Grover forecast that in doing so, High Tide – which topped C$359 million in revenues for its 2022 fiscal year – will reach C$500 million in revenue this coming year.
During the company’s recent earnings call, he said that now is the time for High Tide to put its head down and grind out profits in the 151-store footprint it already has, in part to build up more cash reserves and in part to take advantage of widespread financial distress that Grover believes will drive more of High Tide’s competition out of business, delivering the company easy new income.
That means delaying a previously stated goal of opening 200 stores across Canada.
“(Two hundred) stores was our goal almost to reach in 2023 or early to mid-2024. But we are now focusing on free cash flow generation ahead of broadening our store network,” Grover said, adding that he’s “not concerned” about hitting that target anymore, but with becoming profitable.
“In terms of what we are seeing in the competitive dynamics in Canadian cannabis retail … many operators can’t keep up with this market and are closing stores,” Grover said. “We expect this to continue as we approach the five-year anniversary of cannabis legalization this year, and we expect to receive a disproportionate amount of that revenue.”
That added revenue, Grover said, can be realized without needing to open dozens of storefronts each year, but instead by waiting for customers to come to them.
“We will continue to grow, but it’s no longer the time to keep the gas pedal continuously slammed on the floor and drive as fast as possible unless a compelling opportunity presents itself,” Grover said.
Grover also said the macro environment itself wasn’t as conducive to M&A as it has been the past few years, another factor in the company’s pivot.
“The environment for consummating M&A transactions has become much tougher,” Grover said. “Despite of proven leadership in the market, the consistently improving profile of our financials and a strong balance sheet, our share price has nonetheless fallen to new lows, which we largely see as a guilt by association phenomena across the cannabis sector.

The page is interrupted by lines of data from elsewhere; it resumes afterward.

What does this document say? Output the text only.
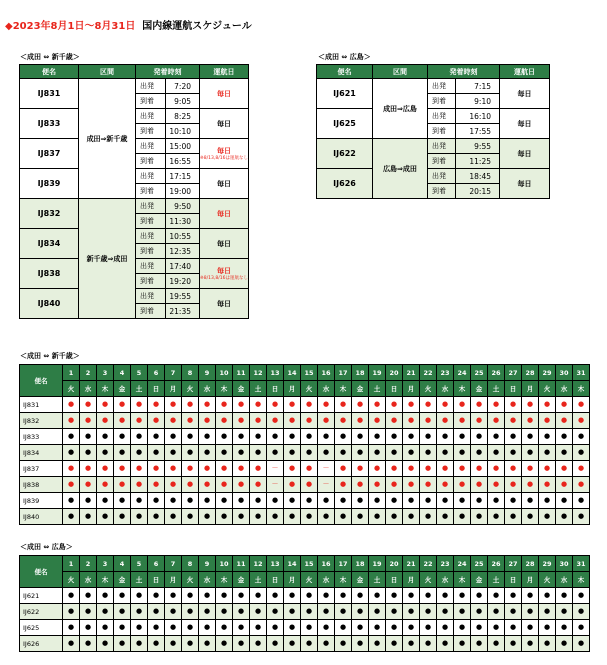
◆2023年8月1日～8月31日 国内線運航スケジュール
＜成田 ⇔ 新千歳＞	＜成田 ⇔ 広島＞
便名	区間	発着時刻		運航日
IJ831	成田⇒新千歳	出発	7:20	毎日
		到着	9:05	
IJ833		出発	8:25	毎日
		到着	10:10	
IJ837		出発	15:00	毎日
※8/13,8/16は運航なし

		到着	16:55	
IJ839		出発	17:15	毎日
		到着	19:00	
IJ832	新千歳⇒成田	出発	9:50	毎日
		到着	11:30	
IJ834		出発	10:55	毎日
		到着	12:35	
IJ838		出発	17:40	毎日
※8/13,8/16は運航なし

		到着	19:20	
IJ840		出発	19:55	毎日
		到着	21:35	
便名	区間	発着時刻		運航日
IJ621	成田⇒広島	出発	7:15	毎日
		到着	9:10	
IJ625		出発	16:10	毎日
		到着	17:55	
IJ622	広島⇒成田	出発	9:55	毎日
		到着	11:25	
IJ626		出発	18:45	毎日
		到着	20:15	
＜成田 ⇔ 新千歳＞
便名	1	2	3	4	5	6	7	8	9	10	11	12	13	14	15	16	17	18	19	20	21	22	23	24	25	26	27	28	29	30	31
	火	水	木	金	土	日	月	火	水	木	金	土	日	月	火	水	木	金	土	日	月	火	水	木	金	土	日	月	火	水	木
IJ831	●	●	●	●	●	●	●	●	●	●	●	●	●	●	●	●	●	●	●	●	●	●	●	●	●	●	●	●	●	●	●
IJ832	●	●	●	●	●	●	●	●	●	●	●	●	●	●	●	●	●	●	●	●	●	●	●	●	●	●	●	●	●	●	●
IJ833	●	●	●	●	●	●	●	●	●	●	●	●	●	●	●	●	●	●	●	●	●	●	●	●	●	●	●	●	●	●	●
IJ834	●	●	●	●	●	●	●	●	●	●	●	●	●	●	●	●	●	●	●	●	●	●	●	●	●	●	●	●	●	●	●
IJ837	●	●	●	●	●	●	●	●	●	●	●	●	－	●	●	－	●	●	●	●	●	●	●	●	●	●	●	●	●	●	●
IJ838	●	●	●	●	●	●	●	●	●	●	●	●	－	●	●	－	●	●	●	●	●	●	●	●	●	●	●	●	●	●	●
IJ839	●	●	●	●	●	●	●	●	●	●	●	●	●	●	●	●	●	●	●	●	●	●	●	●	●	●	●	●	●	●	●
IJ840	●	●	●	●	●	●	●	●	●	●	●	●	●	●	●	●	●	●	●	●	●	●	●	●	●	●	●	●	●	●	●
＜成田 ⇔ 広島＞
便名	1	2	3	4	5	6	7	8	9	10	11	12	13	14	15	16	17	18	19	20	21	22	23	24	25	26	27	28	29	30	31
	火	水	木	金	土	日	月	火	水	木	金	土	日	月	火	水	木	金	土	日	月	火	水	木	金	土	日	月	火	水	木
IJ621	●	●	●	●	●	●	●	●	●	●	●	●	●	●	●	●	●	●	●	●	●	●	●	●	●	●	●	●	●	●	●
IJ622	●	●	●	●	●	●	●	●	●	●	●	●	●	●	●	●	●	●	●	●	●	●	●	●	●	●	●	●	●	●	●
IJ625	●	●	●	●	●	●	●	●	●	●	●	●	●	●	●	●	●	●	●	●	●	●	●	●	●	●	●	●	●	●	●
IJ626	●	●	●	●	●	●	●	●	●	●	●	●	●	●	●	●	●	●	●	●	●	●	●	●	●	●	●	●	●	●	●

“As a painful milestone of this disconnect, I note that we just reported about the same level of revenue for one quarter as entire current market cap. This has made entering into M&A now significantly less attractive or accretive than in the past,” Grover pointed out.
To be prudent, Grover said, “We have raised the bar for what we will buy. And therefore, we no longer expect to add 40 to 50 stores in this calendar year.”

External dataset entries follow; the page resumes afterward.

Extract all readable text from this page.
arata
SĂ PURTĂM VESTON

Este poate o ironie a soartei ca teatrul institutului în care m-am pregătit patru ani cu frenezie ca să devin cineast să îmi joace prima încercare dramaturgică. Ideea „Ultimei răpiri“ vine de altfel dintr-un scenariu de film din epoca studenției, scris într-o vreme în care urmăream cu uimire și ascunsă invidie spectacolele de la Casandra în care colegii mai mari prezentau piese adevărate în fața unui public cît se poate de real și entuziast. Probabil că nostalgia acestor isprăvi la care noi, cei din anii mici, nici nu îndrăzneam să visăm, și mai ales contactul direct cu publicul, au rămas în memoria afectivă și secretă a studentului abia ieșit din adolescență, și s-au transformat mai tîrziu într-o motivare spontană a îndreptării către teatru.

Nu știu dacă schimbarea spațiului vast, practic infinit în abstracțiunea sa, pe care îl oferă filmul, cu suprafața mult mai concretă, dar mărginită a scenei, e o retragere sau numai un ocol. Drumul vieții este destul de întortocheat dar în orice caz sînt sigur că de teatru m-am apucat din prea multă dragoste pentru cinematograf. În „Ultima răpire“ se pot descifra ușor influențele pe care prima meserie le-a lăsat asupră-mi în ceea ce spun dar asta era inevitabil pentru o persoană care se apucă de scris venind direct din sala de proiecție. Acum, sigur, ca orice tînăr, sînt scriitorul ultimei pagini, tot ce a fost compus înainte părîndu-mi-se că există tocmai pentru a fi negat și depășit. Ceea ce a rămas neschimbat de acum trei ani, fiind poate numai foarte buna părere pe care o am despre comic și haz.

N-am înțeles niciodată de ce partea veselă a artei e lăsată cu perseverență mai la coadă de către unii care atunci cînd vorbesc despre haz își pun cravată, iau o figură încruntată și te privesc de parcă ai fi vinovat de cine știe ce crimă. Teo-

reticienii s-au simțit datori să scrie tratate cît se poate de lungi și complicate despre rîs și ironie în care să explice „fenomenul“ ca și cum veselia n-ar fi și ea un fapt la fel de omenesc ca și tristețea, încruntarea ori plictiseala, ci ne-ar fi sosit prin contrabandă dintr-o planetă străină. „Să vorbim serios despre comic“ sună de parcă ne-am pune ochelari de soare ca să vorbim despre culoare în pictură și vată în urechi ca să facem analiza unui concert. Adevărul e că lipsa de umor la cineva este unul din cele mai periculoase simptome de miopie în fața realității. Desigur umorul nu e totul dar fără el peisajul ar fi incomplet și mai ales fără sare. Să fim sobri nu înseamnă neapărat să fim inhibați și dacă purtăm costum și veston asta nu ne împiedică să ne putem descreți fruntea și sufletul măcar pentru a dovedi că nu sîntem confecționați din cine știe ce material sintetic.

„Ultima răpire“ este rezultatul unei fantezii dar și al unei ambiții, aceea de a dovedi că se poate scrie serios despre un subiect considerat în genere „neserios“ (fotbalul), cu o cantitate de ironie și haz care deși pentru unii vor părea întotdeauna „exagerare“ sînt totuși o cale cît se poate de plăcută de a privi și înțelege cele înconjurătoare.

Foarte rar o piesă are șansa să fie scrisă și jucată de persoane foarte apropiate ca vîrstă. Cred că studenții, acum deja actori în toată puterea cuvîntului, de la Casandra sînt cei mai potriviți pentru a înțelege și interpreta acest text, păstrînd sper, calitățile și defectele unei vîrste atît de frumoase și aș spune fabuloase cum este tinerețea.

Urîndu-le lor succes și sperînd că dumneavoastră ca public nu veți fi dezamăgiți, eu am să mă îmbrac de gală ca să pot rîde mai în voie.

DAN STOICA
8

One major upside to that, he argued, is that not spending cash on M&A will likely make it easier for High Tide to get to profitability sooner than many of its competitors.
And growth, Grover reassured stakeholders, will still come – eventually.
“We can always shift back to store growth again and meet our long-term goals of 200 stores in the next year and a half,” Grover said. “And in the next two to three years, our overall long-term goal of hitting 250 stores in Canada.”
On Tuesday, High Tide shares were trading at $1.18 per share, down from a high of $10 per share in March 2021.